Auch Stefano Ferro, Ex-Bally-CEO und seit Anfang 2003 Chef von Malo, dem wohl nobelsten Kaschmirlabel der Welt, ist fasziniert von der Wolle. «Understated» und «sophisticated» sei Malo, so Ferro; zwei Wörter, die auf Deutsch übersetzt nur unzureichend klingen. «Unseren Pullover trägt eher Richard Gere als David Beckham», sagt der Fachmann. Tatsächlich werben die Mailänder nicht mit Superlativen für ihre Strickwaren: Für Kenner sind die vier Buchstaben auf dem kleinen hellblauen Etikett Grund genug zur Annahme, dass sie es mit der besten Qualität zu tun haben. «Malo ist eine der ganz wenigen Firmen, die Kaschmir direkt als Rohware in der Mongolei einkaufen und die ganze Kette, vom Spinnen bis zum Produkt, kontrollieren», versichert Ferro.
Im Kaschmirgeschäft geht es vor allem um Pullover – der nichtformelle Basic aus feinem Strick bleibt auch in jenen Zeiten zentral, in denen das Geschäft mit Accessoires und gewebten Textilien forciert wird.
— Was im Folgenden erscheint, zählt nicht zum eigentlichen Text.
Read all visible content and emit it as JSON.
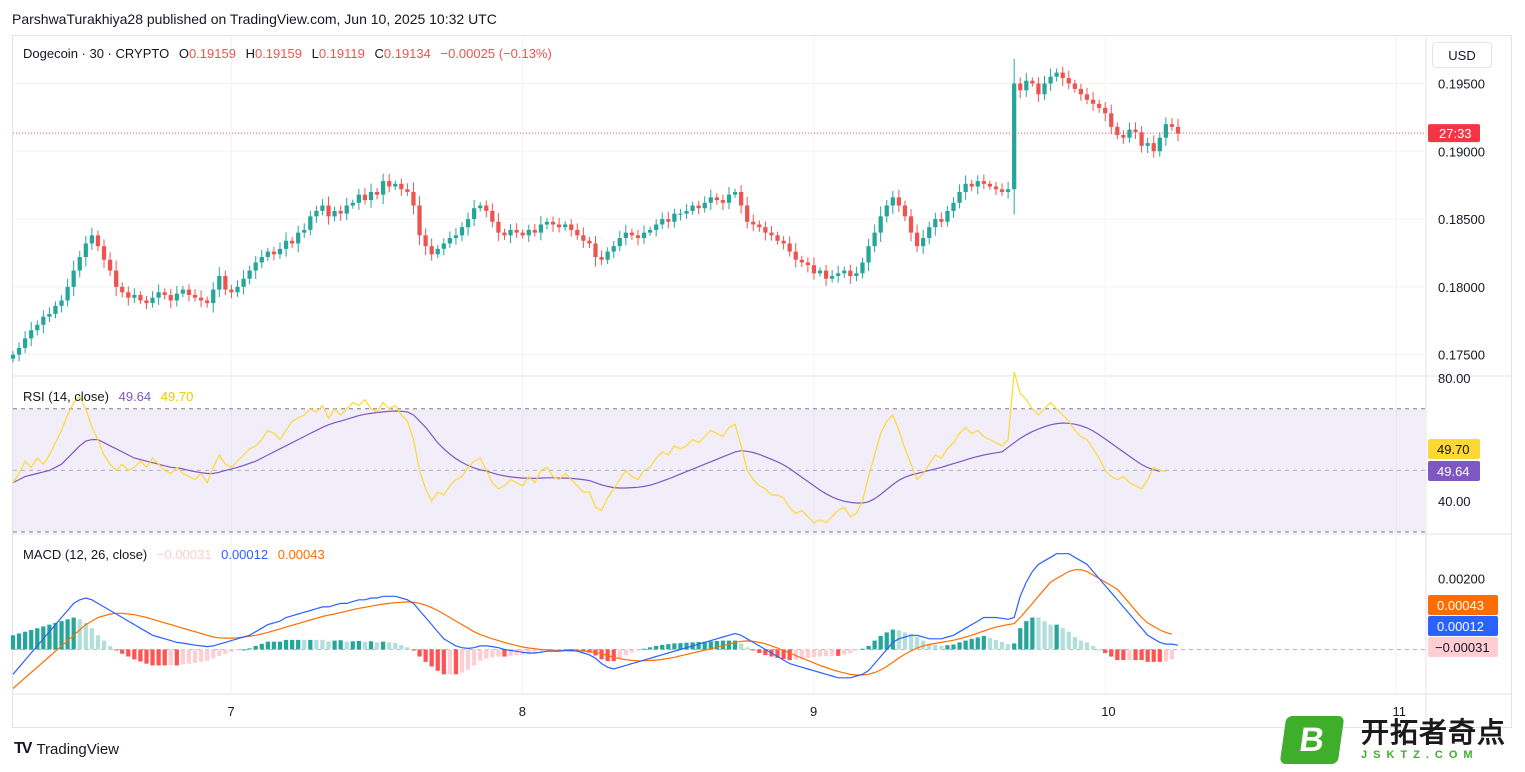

Ein Pullover ist Teil der Freizeitgarderobe – Malo ist somit eher privater denn repräsentativer Luxus. Einen solchen Pullover trägt man zehn Jahre oder länger.
«Manchmal bekommen wir von Kunden Pullover zur Reparatur», sagt Stefano Ferro. «Wir können an der Farbe des Labels sehen, dass sie bestimmt schon sechs Jahre oder mehr auf dem Buckel haben.» Das gefällt Ferro: «Wir wollen nicht zu trendy sein. Zeitgemäss und modern ja, aber nicht zu modisch.»
Ein Klassiker des Sortiments ist die Strickjacke «Bomber» mit zwei Taschen und Reissverschluss. Sie wird jede Saison in neuen Farben angeboten, heuer ist es eine Mischung aus drei Garnen, die dem Modell durch das Tartan-Karo ein wenig die Optik von Tweed verleihen. Besonders daran ist die luftige Verarbeitung der Wolle. «Die Jacke fühlt sich an wie ein ‹Mousse› aus Kaschmir», sagt Ferro.
Natürlich stricken heute Maschinen (in Florenz) und nicht Menschen diesen feinen Luxus. Der jährliche Umsatz, den Malo damit macht, beträgt derzeit rund 100 Millionen Franken; «eine kleine und feine Schönheit», nennt Stefano Ferro sein Haus liebevoll. Erhältlich sind seine Produkte in den besten Ferienorten dieser Welt. Natürlich gibt es sie auch in New York, Mailand oder Zürich (Cashmere House und Dolph Schmid), aber das klingt für eine Marke, die sich auf das Veredeln der Freizeit spezialisiert hat, nicht ganz so sexy wie Aspen, Saint-Tropez, St. Moritz oder Portofino.